I have mixed feelings about this. While empowering individuals with timely, relevant and personalized information about their health will undoubtedly lead to better outcomes in some circumstances, these innovations do not come without potential downsides.
When does more information become too much information?
In the age of the internet, we have an almost infinite amount of information at our fingertips. The benefits are obvious. With a few keystrokes we can learn about a condition we might be suffering from, connect with other people in the same boat and even read the relevant scientific literature on the topic.
New smartphone apps can give us a continuous stream of data on our heart rhythm, blood sugar, brain waves and more. We can even have our DNA genotyped, with the promise of revealing our risk of disease and alerting us to problems before they occur.
But what do we do with all of this information? Do patients have the training and analytical skills to translate it into better outcomes? Or might this explosion of unfiltered data have unintended effects, like an increase in unnecessary tests and procedures or growing angst amongst patients about their health?
A recent article in the New York Times discussed research showing that annual physical exams are not only unnecessary, but potentially dangerous because they lead to unneeded procedures. Prostate specific antigen (PSA) tests, routine EKGs, annual pap smears are no longer recommended by groups like the United States Preventative Task Force for this reason.
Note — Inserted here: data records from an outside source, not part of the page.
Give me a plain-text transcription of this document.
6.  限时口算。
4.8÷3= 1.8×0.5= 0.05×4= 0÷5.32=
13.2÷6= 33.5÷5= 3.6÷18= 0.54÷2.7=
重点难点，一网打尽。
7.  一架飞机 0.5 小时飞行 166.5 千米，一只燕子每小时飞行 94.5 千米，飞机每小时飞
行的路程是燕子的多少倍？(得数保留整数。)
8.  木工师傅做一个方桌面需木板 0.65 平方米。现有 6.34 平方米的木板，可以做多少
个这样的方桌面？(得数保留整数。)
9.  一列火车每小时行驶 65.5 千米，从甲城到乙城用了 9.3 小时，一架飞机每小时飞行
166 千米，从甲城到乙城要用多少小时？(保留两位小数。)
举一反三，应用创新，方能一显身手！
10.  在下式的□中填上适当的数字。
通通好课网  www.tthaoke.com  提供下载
And while the ability to genotype our DNA for a couple hundred bucks is neat, we’re nowhere near being able to confidently use this data to predict disease or personalize treatment. A relatively small number of diseases are caused by single nucleotide polymorphisms (SNPs, pronounced “snips”). The vast majority of diseases we suffer from – diabetes, obesity, heart disease, autoimmunity, etc. – are multifactorial lifestyle diseases. Genetics may determine our predisposition to these conditions, but those genes must be activated (or silenced) by environmental triggers such as diet and stress in order to cause disease.
If you order a 23andMe profile, you’ll get a report that lists your risk of a variety of diseases based on your genes. But such a report ignores the important role of the epigenetic/lifestyle factors we just discussed in the manifestation of these diseases. Does information like this improve your health, or just cause you to worry unnecessarily?
The other potential risk here is that people will exclusively self-treat, and not seek out the care of a trained professional. There’s an old saying: “The doctor who treats himself has a fool for a patient.” Even an experienced clinician is better off seeking care from another clinician, rather than self-treating. The judgment and outside perspective of a skilled an experienced physician is invaluable. Of course this is even more true for someone without any medical training at all.
As someone who was completely failed by the conventional medical system, I believe in empowering patients to take charge of their own health. I see how better access to personalized data will accomplish this goal. I just think we also need to be aware of the potential harm this explosion of information could cause. Technology is a tool. It can be used wisely, or foolishly.
Now I’d like to hear from you. How will these new technologies affect our health and well-being? Will they empower us and give us more control over our own health? Or will they overwhelm us and lead us astray?